オトーリをまわし終わると、みんな仲良くなってこの笑顔。
いやーーーーー初めてのオトーリ、初めてのぷちまあと、めちゃくちゃ楽しかったです!
伊波さんの粋な計らいに感謝です。
ちなみに「でぃ〜」は宮古の方言では「てぃーすっす」と言うそうですよ。
ちなみに昼のぷちまあとは
翌朝、ぷちまあとの昼の顔を見にあらためて訪れてみました。
夜に比べると怪しさは半減するけど、なんかクリーニング屋さんっぽい。
建物向かって左側の外階段を使って上がれる2階は広いワンフロアになっており、「ぷちまあとII(ツー)」として団体さん用の貸切カラオケルームになっているそう。次回は是非のぞいてみたいと思います。

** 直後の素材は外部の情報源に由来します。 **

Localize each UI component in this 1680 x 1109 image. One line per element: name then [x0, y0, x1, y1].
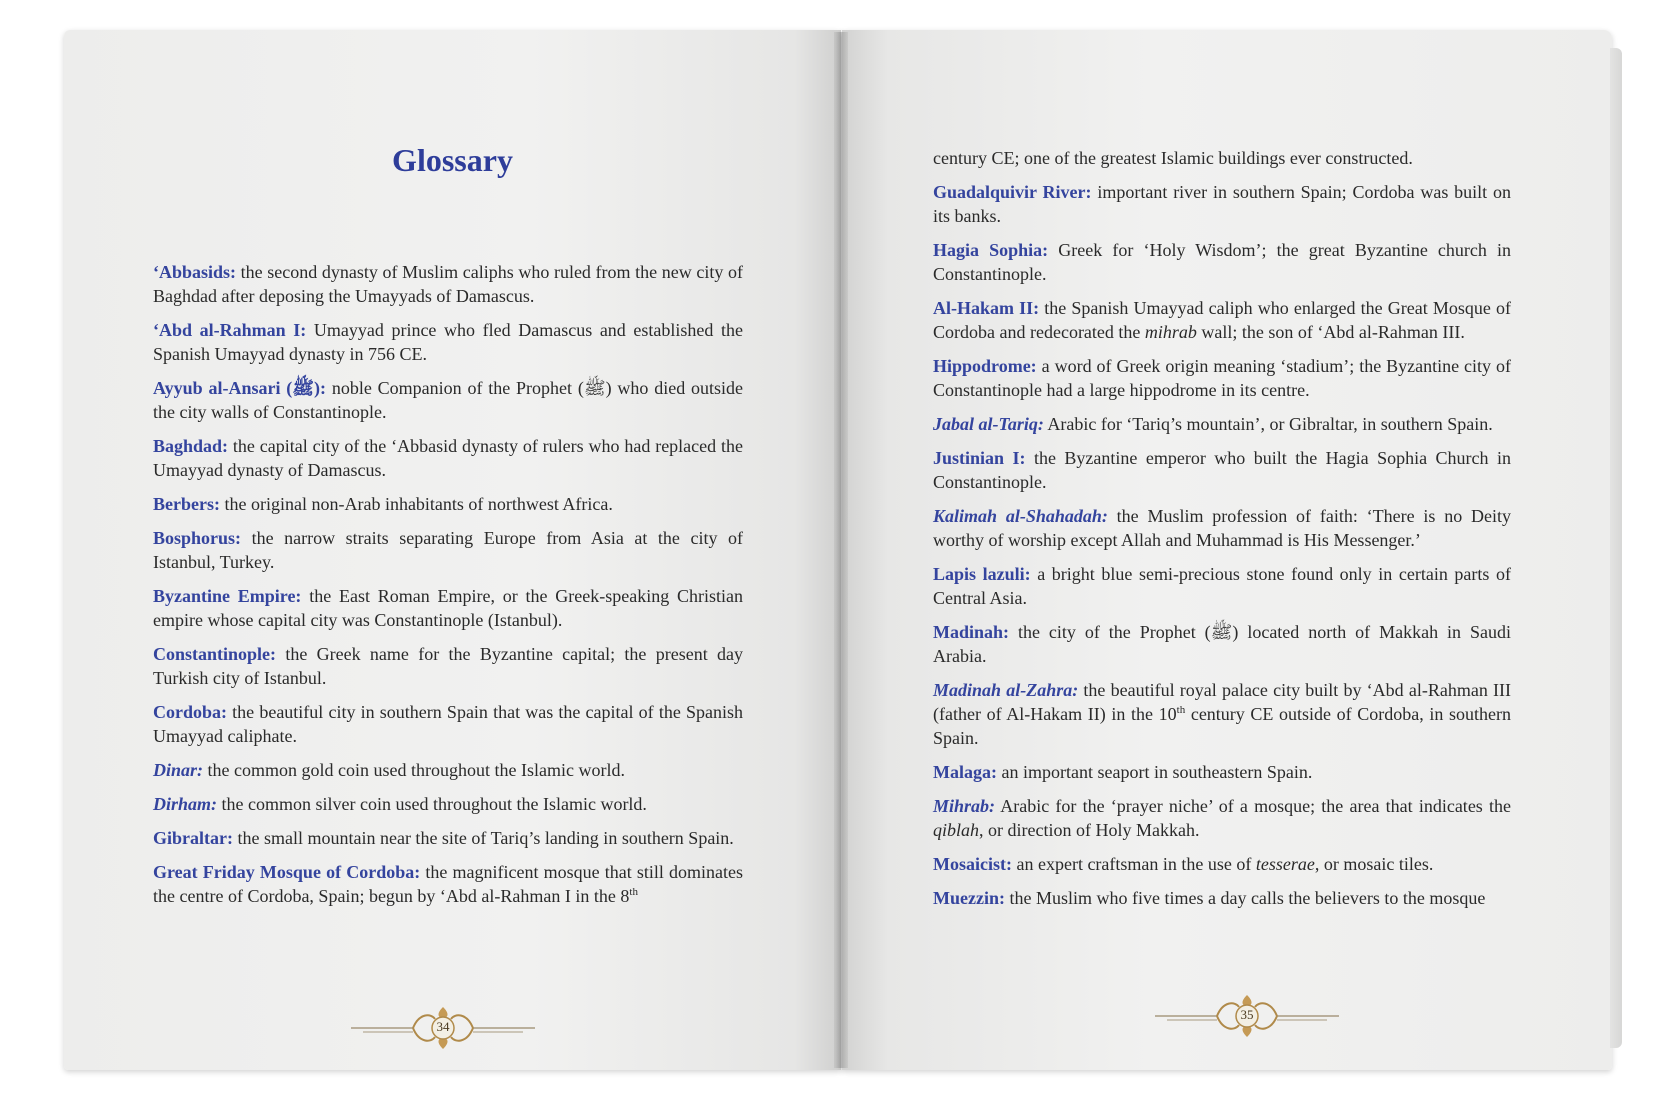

昨日オトーリをまわしたあのカウンターでは美味しそうなお弁当が売られていました。
ちなみに昨夜来ていた常連、イケメン・マックさんのタイムカードをちらりとチェックしてみると、退勤(?)時刻はなんと4:31。遅ッ。
宮古島のディープな夜を体験したかったら、是非ぷちまあとへ。
めくるめく世界が待っているかもしれないし、待っていないかもしれません。